80. [Yukarıdaki durumda
kadın dövülür mü? Bu konuda İmam ŞafiI'ye ait iki görüş bulunmaktadır:]
Birinci görüş
Daha güçlü olan görüşe
göre bu durumda kadına vurulmaz; çünkü suç ekrarlanmadığından güçlenmemiştir.
Bu, Iraklıların çoğunluğu ve başkaları tarafından kabul edilen görüştür.
Maverdi, bunun İmam ŞafiI'nin yeni görüşü olduğunu söylemiştir.
Nevevi ise bu durumda,
tıpkı suçunda ısrar etmesi durumunda olduğu gibi kadına vurmanın caiz olduğunu
söylemiştir; çünkü ayetin zahiri bunu gerektirir. Ayetin açılımı şu şekildedir:
"Dikbaşlılık etmesinden korktuğunuz eşlerinize öğüt verin, yine
dikbaşlılık ederlerse onları yataklarında yalnız bırakın ve onlara vurun."
Burada
"korktuğunuz" ile kastedilen "bildiğiniz" demektir.

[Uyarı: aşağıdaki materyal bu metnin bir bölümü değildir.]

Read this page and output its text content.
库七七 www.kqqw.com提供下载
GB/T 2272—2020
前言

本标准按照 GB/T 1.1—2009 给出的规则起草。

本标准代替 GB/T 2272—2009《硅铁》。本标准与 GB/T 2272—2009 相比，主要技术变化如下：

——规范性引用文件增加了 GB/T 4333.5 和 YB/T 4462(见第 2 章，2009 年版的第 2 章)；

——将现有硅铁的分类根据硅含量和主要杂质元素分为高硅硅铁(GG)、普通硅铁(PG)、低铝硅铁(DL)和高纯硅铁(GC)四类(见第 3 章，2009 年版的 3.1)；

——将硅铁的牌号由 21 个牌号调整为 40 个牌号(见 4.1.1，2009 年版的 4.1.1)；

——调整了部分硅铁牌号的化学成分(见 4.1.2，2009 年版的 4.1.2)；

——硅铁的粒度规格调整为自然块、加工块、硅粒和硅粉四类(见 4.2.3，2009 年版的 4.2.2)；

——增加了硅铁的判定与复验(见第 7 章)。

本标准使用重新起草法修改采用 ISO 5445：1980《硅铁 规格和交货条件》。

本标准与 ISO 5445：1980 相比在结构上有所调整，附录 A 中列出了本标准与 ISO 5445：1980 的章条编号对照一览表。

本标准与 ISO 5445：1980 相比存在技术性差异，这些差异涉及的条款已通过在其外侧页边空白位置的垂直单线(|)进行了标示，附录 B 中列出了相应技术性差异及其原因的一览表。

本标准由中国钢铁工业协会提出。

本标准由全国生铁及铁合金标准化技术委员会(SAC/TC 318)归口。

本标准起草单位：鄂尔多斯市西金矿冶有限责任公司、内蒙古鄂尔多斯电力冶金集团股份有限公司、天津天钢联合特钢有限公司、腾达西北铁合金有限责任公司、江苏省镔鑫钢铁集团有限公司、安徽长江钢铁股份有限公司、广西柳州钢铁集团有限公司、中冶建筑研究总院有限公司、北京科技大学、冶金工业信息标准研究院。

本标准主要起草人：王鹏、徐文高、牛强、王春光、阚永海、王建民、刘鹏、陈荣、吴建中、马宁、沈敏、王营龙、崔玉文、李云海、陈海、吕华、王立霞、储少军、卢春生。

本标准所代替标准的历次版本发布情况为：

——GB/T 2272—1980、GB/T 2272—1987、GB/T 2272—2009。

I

Bu tıpkı
"vasiyette bulunan kişinin bir haksızlık veya günah işlemesinden korkan
şahıs" [Bakara, 182] ayeti gibidir.
Bu ayetteki korkunun,
zahiri üzere [yani "bilmek" anlamında değil de "korkmak"
anlamında] alınması daha iyidir.
Nevevi şöyle demiştir:
"Ayette kastedilen şudur: Dikbaşlılık ettiklerinde onları yataklarında
yalnız bırakın, dikbaşlılıkta ısrar ederlerse onlara vurun."
Nitekim Nevevi bunu şu
ifadelerinde belirtmiştir:
SI. Kadının dikbaşlılığı
tekrar ederse koca onu döver.
Not: Kocanın karısına vurması, ancak ve ancak bu
vurmanın bir yararı olacağını zannediyorsa caiz olur. Aksi takdirde Cüveyni ve
başkalarının belirttiği üzere koca vurmaz.
Koca yaralayıcı şekilde
vuramaz, yüze ve tehlikeli noktalara vuramaz. El-Envar adlı eserde bundan kaçınmak
"vacip" diye nitelenmiştir ki bana göre de böyledir. Rafii ve
Nevevi'nin "gerekir" ifadesi de bu şekilde yorumlanır.
Bu vurma, tazir amaçlı
vuruştur. Bu konuda ileride daha geniş açıklama yapılacaktır.
Kocanın vurmayıp
affetmesi daha iyidir. Kadınlara vurmayı yasaklayan hadis de bu şekilde
yorumlanır. Yahut da o hadis, vurmayı gerektiren bir sebep olmadığı halde
vurmaya yorulur. Hadisin ne sh edildiği yorumu yapılmaz; çünkü nesih ihtimali
ancak uzlaştırmak mümkün olmadığınında ve hadisin tarihini bildiğimizde söz
konusu olur.
Kadına vurma, çocuğa
vurmaktan farklıdır. Çocuklar konusunda [bir yanlış yaptıklarında] affetmemek
daha iyidir; çünkü eğitim amaçlı çocuğa vurmak onun yararınadır. Kocanın
karısına vurması ise kocanın yararınadır.
Kadının kocadan izinsiz
olarak evden çıkması dikbaşlılık olmakla birlikte kocasından hak talebinde
bulunmak amacıyla mahkemeye gitmek için, kocası nafakasını karşılayamadığında
nafaka kazanmak için, kocası fakih olmayan ve karısı adına başkasına fetva da
sormayan bir kişi olduğunda fetva sormak için dışarı çıkması dikbaşlılık
değildir.
Kadının kocasını cinsel
ilişki dışında bile olsa kendisinden yararlanmasına engelolması dikbaşlılıktır.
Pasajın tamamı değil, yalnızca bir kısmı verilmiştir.